Re: Avoiding smgrimmedsync() during nbtree index builds

From: Melanie Plageman <melanieplageman(at)gmail(dot)com>
To: Andres Freund <andres(at)anarazel(dot)de>
Cc: Heikki Linnakangas <hlinnaka(at)iki(dot)fi>, Pg Hackers <pgsql-hackers(at)postgresql(dot)org>, Peter Geoghegan <pg(at)bowt(dot)ie>, Thomas Munro <thomas(dot)munro(at)gmail(dot)com>, Justin Pryzby <pryzby(at)telsasoft(dot)com>
Subject: Re: Avoiding smgrimmedsync() during nbtree index builds
Date: 2022-02-09 18:49:30
Message-ID: CAAKRu_ZmkCNz-=5U5wZyyi3=Usfs1btsTKc_L9r1ceFvbxE3kg@mail.gmail.com
Views: Raw Message | Whole Thread | Download mbox | Resend email
Thread:
Lists: pgsql-hackers

Hi,
v5 attached and all email feedback addressed below

On Thu, Jan 13, 2022 at 12:18 PM Robert Haas <robertmhaas(at)gmail(dot)com> wrote:
>
> On Wed, Sep 29, 2021 at 2:36 PM Melanie Plageman
> <melanieplageman(at)gmail(dot)com> wrote:
> > unbuffered_write() and unbuffered_extend() might be able to be used even
> > if unbuffered_prep() and unbuffered_finish() are not used -- for example
> > hash indexes do something I don't entirely understand in which they call
> > smgrextend() directly when allocating buckets but then initialize the
> > new bucket pages using the bufmgr machinery.
>
> My first thought was that someone might do this to make sure that we
> don't run out of disk space after initializing some but not all of the
> buckets. Someone might have some reason for wanting to avoid that
> corner case. However, in _hash_init() that explanation doesn't make
> any sense, because an abort would destroy the entire relation. And in
> _hash_alloc_buckets() the variable "zerobuf" points to a buffer that
> is not, in fact, all zeroes. So my guess is this is just old, crufty
> code - either whatever reasons somebody had for doing it that way are
> no longer valid, or there wasn't any good reason even at the time.

I notice in the comment before _hash_alloc_buckets() is called, it says

/*
* We treat allocation of buckets as a separate WAL-logged action.
* Even if we fail after this operation, won't leak bucket pages;
* rather, the next split will consume this space.
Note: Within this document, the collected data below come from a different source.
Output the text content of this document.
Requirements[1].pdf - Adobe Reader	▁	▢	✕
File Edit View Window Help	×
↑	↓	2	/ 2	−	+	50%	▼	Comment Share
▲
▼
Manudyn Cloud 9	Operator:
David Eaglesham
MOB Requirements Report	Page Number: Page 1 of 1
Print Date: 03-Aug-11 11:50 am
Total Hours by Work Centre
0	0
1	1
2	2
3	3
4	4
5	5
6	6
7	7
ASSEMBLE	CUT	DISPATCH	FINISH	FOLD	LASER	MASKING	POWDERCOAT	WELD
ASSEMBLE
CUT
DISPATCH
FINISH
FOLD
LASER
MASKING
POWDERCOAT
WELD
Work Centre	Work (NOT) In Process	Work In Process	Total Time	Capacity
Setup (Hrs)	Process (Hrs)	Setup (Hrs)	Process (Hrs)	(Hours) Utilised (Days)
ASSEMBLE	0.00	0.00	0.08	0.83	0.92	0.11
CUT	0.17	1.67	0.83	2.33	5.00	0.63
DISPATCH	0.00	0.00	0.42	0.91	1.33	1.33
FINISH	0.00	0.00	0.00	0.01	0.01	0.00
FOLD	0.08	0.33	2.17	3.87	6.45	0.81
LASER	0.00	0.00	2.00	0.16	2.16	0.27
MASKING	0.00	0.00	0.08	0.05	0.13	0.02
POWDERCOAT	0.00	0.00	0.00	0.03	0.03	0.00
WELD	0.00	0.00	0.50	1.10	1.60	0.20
In any case, even
* without failure we don't use all the space in one split operation.
*/

Does this mean that it is okay that these pages are written outside of
shared buffers and, though skipFsync is passed as false, a checkpoint
starting and finishing between writing the WAL and
register_dirty_segment() followed by a crash could result in lost data?

On Thu, Jan 13, 2022 at 10:52 AM Justin Pryzby <pryzby(at)telsasoft(dot)com> wrote:
> I think the ifndef should be outside the includes:

Thanks, fixed!

On Sun, Jan 16, 2022 at 3:26 PM Justin Pryzby <pryzby(at)telsasoft(dot)com> wrote:
> Separate from this issue, I wonder if it'd be useful to write a DEBUG log
> showing when btree uses shared_buffers vs fsync. And a regression test which
> first SETs client_min_messages=debug to capture the debug log to demonstrate
> when/that new code path is being hit. I'm not sure if that would be good to
> merge, but it may be useful for now.

I will definitely think about doing this.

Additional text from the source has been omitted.